Jedenfalls haben wir gerne zugesagt, als uns unser Gastgeber zum Grillieren einlud. Dabei war nicht nur seine Familie, auch die Eltern und die beiden Brüder samt Familie gehörten zur Runde, die somit auf 20 Personen anwuchs – kein Problem für den grossen Garten. Das im Unterschied zu den Gewitterwolken, die während der Vorbereitungen aufzogen. Und es leider nicht bei der Drohkulisse beliessen.
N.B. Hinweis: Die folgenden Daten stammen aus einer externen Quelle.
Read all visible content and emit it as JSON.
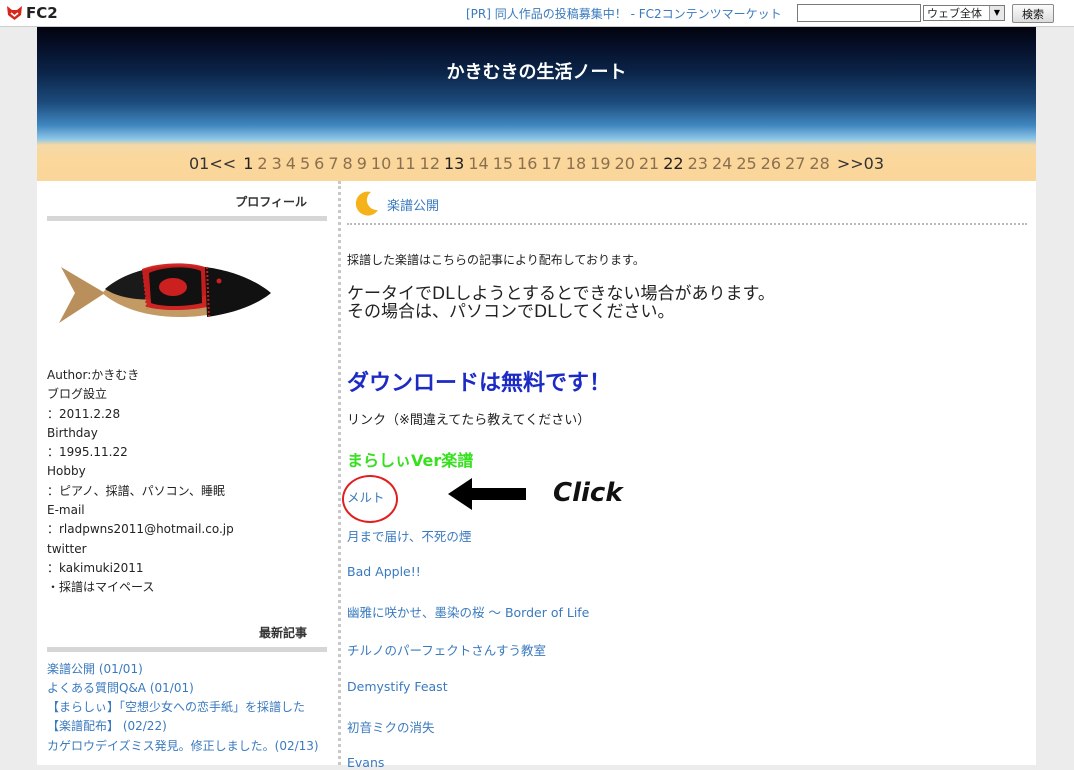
{
  "topbar": {
    "logo_text": "FC2",
    "pr_link": "[PR] 同人作品の投稿募集中！ - FC2コンテンツマーケット",
    "search_value": "",
    "scope_select": "ウェブ全体",
    "search_button": "検索"
  },
  "header": {
    "title": "かきむきの生活ノート",
    "pager_prev": "01<<",
    "pager_next": ">>03",
    "days": [
      "1",
      "2",
      "3",
      "4",
      "5",
      "6",
      "7",
      "8",
      "9",
      "10",
      "11",
      "12",
      "13",
      "14",
      "15",
      "16",
      "17",
      "18",
      "19",
      "20",
      "21",
      "22",
      "23",
      "24",
      "25",
      "26",
      "27",
      "28"
    ],
    "active_days": [
      "1",
      "13",
      "22"
    ]
  },
  "sidebar": {
    "profile_heading": "プロフィール",
    "profile_lines": [
      "Author:かきむき",
      "ブログ設立",
      "：2011.2.28",
      "Birthday",
      "：1995.11.22",
      "Hobby",
      "：ピアノ、採譜、パソコン、睡眠",
      "E-mail",
      "：rladpwns2011@hotmail.co.jp",
      "twitter",
      "：kakimuki2011",
      "・採譜はマイペース"
    ],
    "recent_heading": "最新記事",
    "recent_entries": [
      "楽譜公開 (01/01)",
      "よくある質問Q&A (01/01)",
      "【まらしぃ】「空想少女への恋手紙」を採譜した【楽譜配布】 (02/22)",
      "カゲロウデイズミス発見。修正しました。(02/13)"
    ]
  },
  "entry": {
    "title": "楽譜公開",
    "intro": "採譜した楽譜はこちらの記事により配布しております。",
    "warning_line1": "ケータイでDLしようとするとできない場合があります。",
    "warning_line2": "その場合は、パソコンでDLしてください。",
    "free_notice": "ダウンロードは無料です！",
    "link_note": "リンク（※間違えてたら教えてください）",
    "version_heading": "まらしぃVer楽譜",
    "songs": [
      "メルト",
      "月まで届け、不死の煙",
      "Bad Apple!!",
      "幽雅に咲かせ、墨染の桜 ～ Border of Life",
      "チルノのパーフェクトさんすう教室",
      "Demystify Feast",
      "初音ミクの消失",
      "Evans"
    ],
    "click_annotation": "Click"
  }
}
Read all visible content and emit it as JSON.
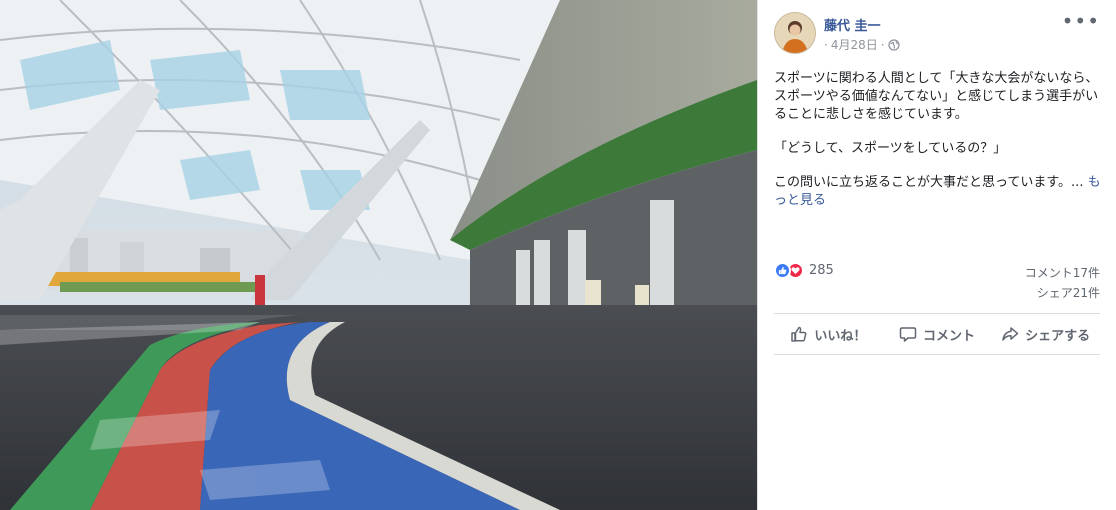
{
  "post": {
    "author": "藤代 圭一",
    "date": "4月28日",
    "separator": "·",
    "more_label": "•••",
    "paragraphs": [
      "スポーツに関わる人間として「大きな大会がないなら、スポーツやる価値なんてない」と感じてしまう選手がいることに悲しさを感じています。",
      "「どうして、スポーツをしているの？」",
      "この問いに立ち返ることが大事だと思っています。..."
    ],
    "see_more": "もっと見る"
  },
  "stats": {
    "reaction_count": "285",
    "comments": "コメント17件",
    "shares": "シェア21件"
  },
  "actions": {
    "like": "いいね！",
    "comment": "コメント",
    "share": "シェアする"
  },
  "icons": [
    "globe-icon",
    "like-icon",
    "love-icon",
    "comment-icon",
    "share-icon",
    "more-options-icon"
  ],
  "colors": {
    "link": "#385898",
    "meta": "#90949c",
    "like_blue": "#3b7bf7",
    "love_red": "#f0284a",
    "track_green": "#3f9a5a",
    "track_red": "#c8524a",
    "track_blue": "#3a66b8"
  }
}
Pünktlich mit dem Eintreffen der Gäste fielen die ersten Regentropfen, die sich später zu einem regelrechten Wolkenbruch mit Blitz und Donner steigerten. Also Tische in die Garage und Grill unters Vordach.

Grill bei Gewitter
Auch wenn man es hier nicht sieht: Das Essen war gut.

Nun konnte der gemütliche Teil beginnen. Ich kümmerte mich um die beträchtliche Fleischmenge (das Ötztal ist nicht unbedingt ein Ort für Vegetarier, auch wenn wir für unsere zwei Vegi-Kinder vorgesorgt hatten), die Gäste genossen das Essen, und der Vorplatz verwandelte sich in eine kleine Seenlandschaft.

Wir genossen es. Und als einige Zeit später Dutzende von Koteletts, Würsten und Steaks sowie ein hervorragender Früchtekuchen in unseren Mägen lagen, hatten sich auch die Gewitterwolken wieder verzogen. Zum Abschluss versöhnte uns der Abend mit einem wunderbaren Sternenhimmel, Sternschnuppen inbegriffen.

Keine Retourkutsche

Vorgestern stand noch ein anderer Abschied an. Meine Freundin und ihre Kinder reisten heute früh wieder heim – leider. Und während es in der Schweiz knallte, Populistenpolitiker ihre heuchlerischen Reden schwangen und meine Heimatstadt Winterthur verhagelt wurde, genossen wir die Langsamkeit bei einer Kutschenfahrt der Ache entlang.

Mit der Kutsche unterwegs im Ötztal.
Mit der Kutsche unterwegs im Ötztal.

Während uns Franziska vom Vitalhof Tischlars durchs Ötztal führte, deponierten wir die Spannungen der letzten Tage auf den zahlreichen Misthaufen am Weg. Langsamkeit entschleunigt. Und so genossen wir den letzten gemeinsamen Abend mit einem Dessert in der «Bergwelt» und danach im Spielplatz-Garten auf dem Honzar-Hof. Während Hofhund «Lucky» die geworfenen Bälle zurückbrachte (unermüdlich), fanden sich endlich auch die Kinder. Und mit dem Schlafengehen fügte sich ein neues Stück zur Patchwork-Familiendecke hinzu – ich hoffe, das hält (an)!